En 1957, Renault tente d’inverser la tendance avec la « Transfluide » dotée d’une transmission très complexe. Il ne s'agit pas véritablement d’une boîte automatique. Le système se compose d’un embrayage tout à fait classique et traditionnel accouplé au moteur via un convertisseur de couple hydraulique et à l'arbre de transmission par une boîte de vitesses classique à trois vitesses. L’embrayage est commandé par un électroaimant qui s’actionne selon la commande ordonnée par le conducteur.
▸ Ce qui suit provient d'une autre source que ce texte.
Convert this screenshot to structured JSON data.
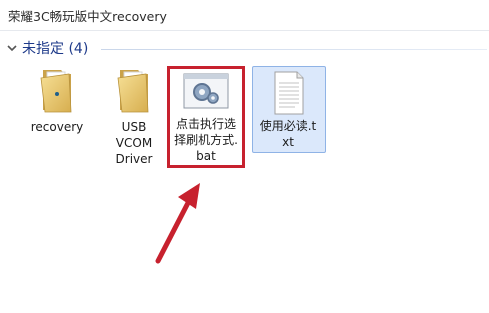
{
  "window": {
    "title": "荣耀3C畅玩版中文recovery"
  },
  "group": {
    "label": "未指定 (4)"
  },
  "files": [
    {
      "label": "recovery",
      "icon": "folder-icon"
    },
    {
      "label": "USB VCOM Driver",
      "icon": "folder-icon"
    },
    {
      "label": "点击执行选择刷机方式.bat",
      "icon": "batch-file-gear-icon"
    },
    {
      "label": "使用必读.txt",
      "icon": "text-file-icon"
    }
  ],
  "colors": {
    "highlight": "#c7212e",
    "selection": "#dbe8fb",
    "group_header": "#1e3a8a"
  }
}
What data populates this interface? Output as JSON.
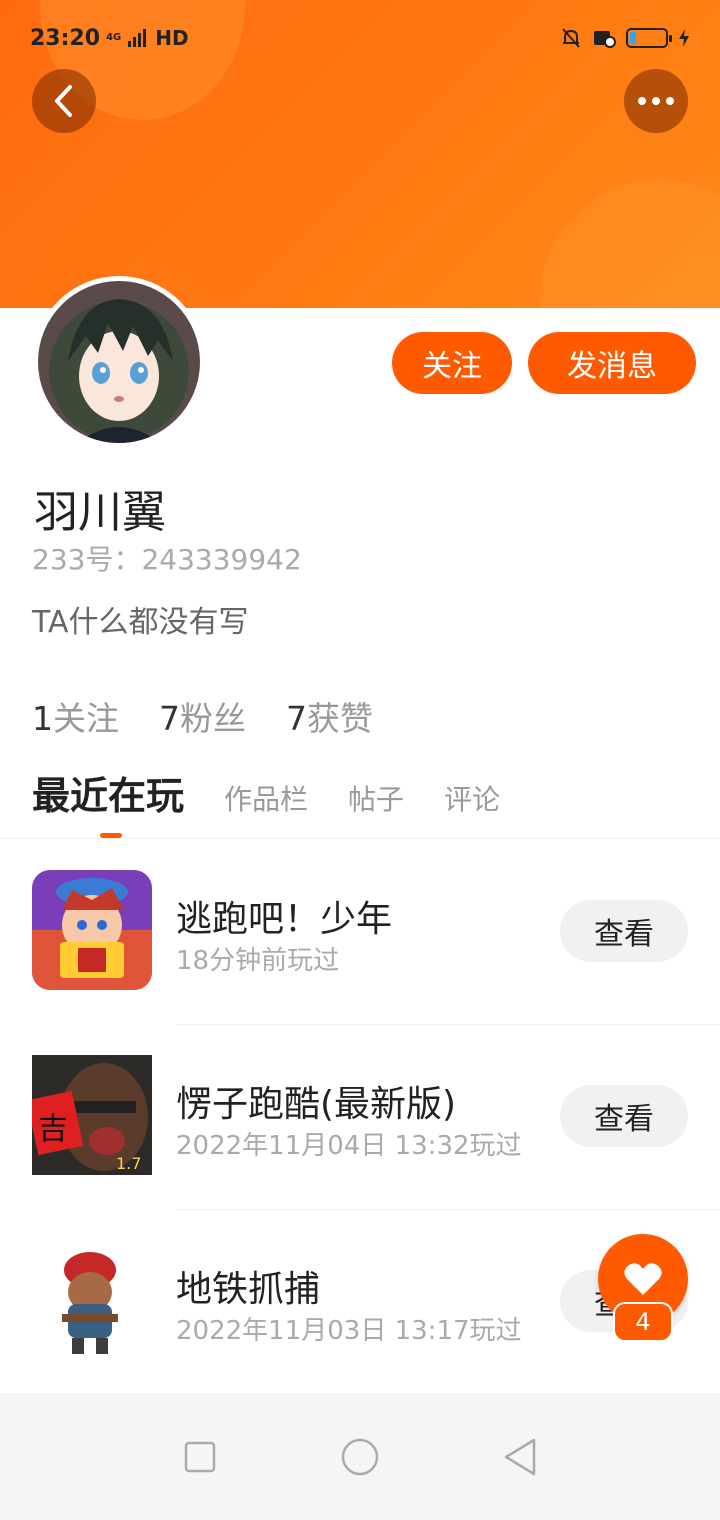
{
  "status_bar": {
    "time": "23:20",
    "network": "4G",
    "hd": "HD",
    "battery_level": 0.18
  },
  "profile": {
    "username": "羽川翼",
    "id_text": "233号：243339942",
    "bio": "TA什么都没有写",
    "follow_button": "关注",
    "message_button": "发消息"
  },
  "stats": [
    {
      "num": "1",
      "label": "关注"
    },
    {
      "num": "7",
      "label": "粉丝"
    },
    {
      "num": "7",
      "label": "获赞"
    }
  ],
  "tabs": [
    "最近在玩",
    "作品栏",
    "帖子",
    "评论"
  ],
  "games": [
    {
      "title": "逃跑吧！少年",
      "time": "18分钟前玩过",
      "button": "查看",
      "icon": "game-icon-taopao"
    },
    {
      "title": "愣子跑酷(最新版)",
      "time": "2022年11月04日 13:32玩过",
      "button": "查看",
      "icon": "game-icon-lengzi",
      "icon_badge": "1.7",
      "icon_char": "吉"
    },
    {
      "title": "地铁抓捕",
      "time": "2022年11月03日 13:17玩过",
      "button": "查看",
      "icon": "game-icon-subway"
    }
  ],
  "fab": {
    "count": "4",
    "icon": "heart-icon"
  },
  "colors": {
    "accent": "#ff5a00",
    "banner": "#ff7a12"
  }
}
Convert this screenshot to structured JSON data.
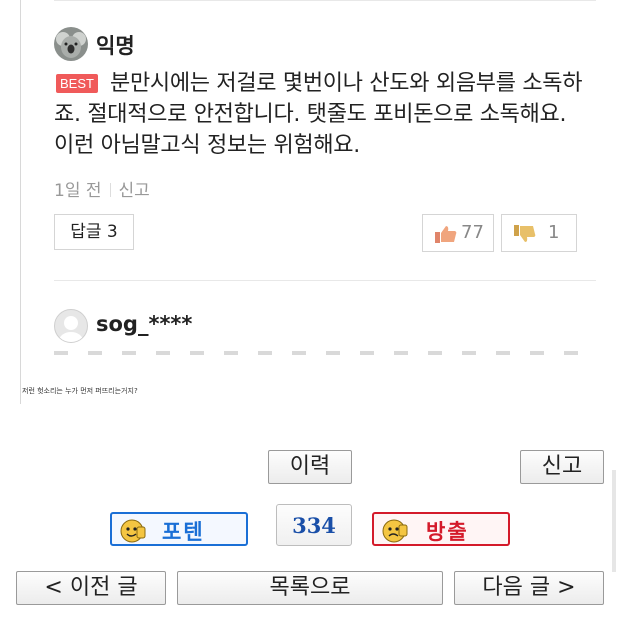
{
  "comments": [
    {
      "author": "익명",
      "badge": "BEST",
      "text": "분만시에는 저걸로 몇번이나 산도와 외음부를 소독하죠. 절대적으로 안전합니다. 탯줄도 포비돈으로 소독해요. 이런 아님말고식 정보는 위험해요.",
      "time": "1일 전",
      "report": "신고",
      "reply_label": "답글 3",
      "likes": "77",
      "dislikes": "1"
    },
    {
      "author": "sog_****"
    }
  ],
  "image_caption": "저런 헛소리는 누가 먼저 퍼뜨리는거지?",
  "controls": {
    "history_label": "이력",
    "report_label": "신고",
    "recommend_label": "포텐",
    "count": "334",
    "ban_label": "방출",
    "prev_label": "< 이전 글",
    "list_label": "목록으로",
    "next_label": "다음 글 >"
  },
  "colors": {
    "best": "#f05a5a",
    "recommend": "#1a6fd6",
    "ban": "#d41a2a"
  }
}
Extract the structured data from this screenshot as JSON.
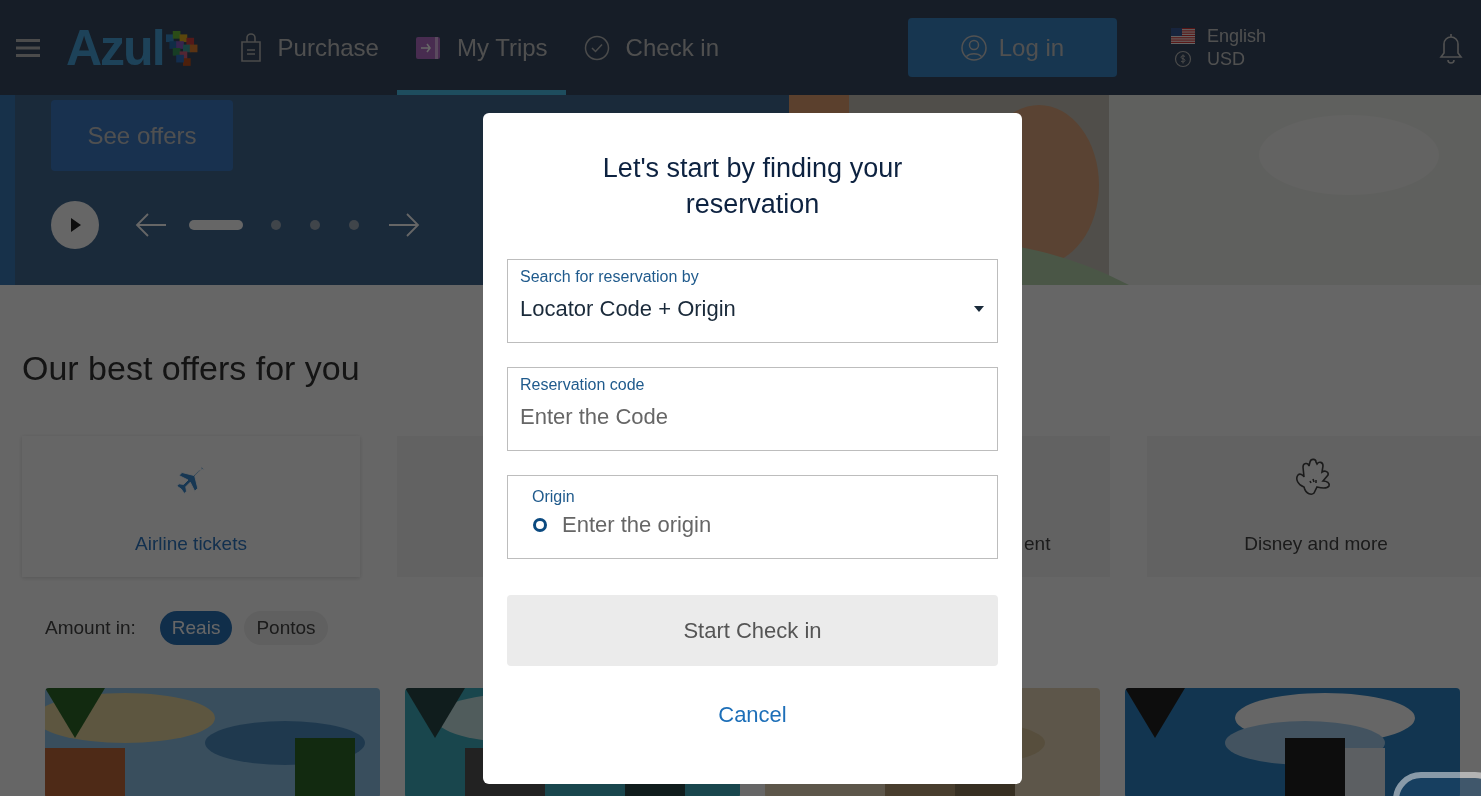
{
  "header": {
    "logo": "Azul",
    "nav": [
      {
        "label": "Purchase",
        "kind": "bag",
        "selected": false
      },
      {
        "label": "My Trips",
        "kind": "ticket",
        "selected": true
      },
      {
        "label": "Check in",
        "kind": "check",
        "selected": false
      }
    ],
    "login": "Log in",
    "language": "English",
    "currency": "USD"
  },
  "hero": {
    "button": "See offers",
    "slides": [
      {
        "selected": true
      },
      {
        "selected": false
      },
      {
        "selected": false
      },
      {
        "selected": false
      }
    ]
  },
  "offers": {
    "title": "Our best offers for you",
    "categories": [
      {
        "kind": "plane",
        "label": "Airline tickets"
      },
      {
        "kind": "plain"
      },
      {
        "kind": "plain",
        "label": "ent"
      },
      {
        "kind": "hand",
        "label": "Disney and more"
      }
    ],
    "amount": {
      "label": "Amount in:",
      "options": [
        {
          "label": "Reais",
          "selected": true
        },
        {
          "label": "Pontos",
          "selected": false
        }
      ]
    }
  },
  "dialog": {
    "title": "Let's start by finding your reservation",
    "fields": [
      {
        "kind": "select",
        "label": "Search for reservation by",
        "value": "Locator Code + Origin"
      },
      {
        "kind": "text",
        "label": "Reservation code",
        "placeholder": "Enter the Code"
      },
      {
        "kind": "origin",
        "label": "Origin",
        "placeholder": "Enter the origin"
      }
    ],
    "submit": {
      "label": "Start Check in",
      "disabled": true
    },
    "cancel": "Cancel"
  }
}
La boîte de vitesses dispose de six positions : « P » pour Parking, « R » pour la marche arrière, « E » pour Exceptionnel : c’est un rapport très multiplié qui permet d’affronter des situations difficiles entre 0 et 60 km/h, « N » pour le point mort, « M » pour la conduite en montagne et la position la plus souvent utilisée « VR » qui signifie Ville-Route, utilisable entre 0 et 135 km/h. (en savoir plus) Malheureusement, cette version a pour conséquence un poids supplémentaire dont se serait bien dispensée la Frégate, déjà amplement critiquée pour sa lourdeur. Au total, 13 576 modèles « Transfluide » seront fabriqués.

 

 

En 1958, pendant l’été, Renault essaie de redynamiser les ventes de sa Frégate en organisant un raid publicitaire, dans lequel son break volumineux, la « Colorale », participe également. Les voitures partent de Laponie à des températures de -35° pour rejoindre dix-huit mille kilomètres plus bas, le cap de Bonne-Espérance en passant par des contrées exposées à 50°. Mais cela ne suffit pas. Seulement 12 403 clients se présenteront cette année-là dans les concessions Renault pour faire acquisition d’une Frégate. En 1959, le break Domaine s’enrichit d’une version Manoir bien plus luxueuse et équipée de la transmission semi-automatique Transfluide. Mais, Pierre Dreyfus, le nouveau PDG, n’y croit plus et décide de stopper la production en avril 1960. Au total, 180 463 Frégate auront été produites sur ces neuf années dont environ 9 000 à 12 000 breaks Domaine.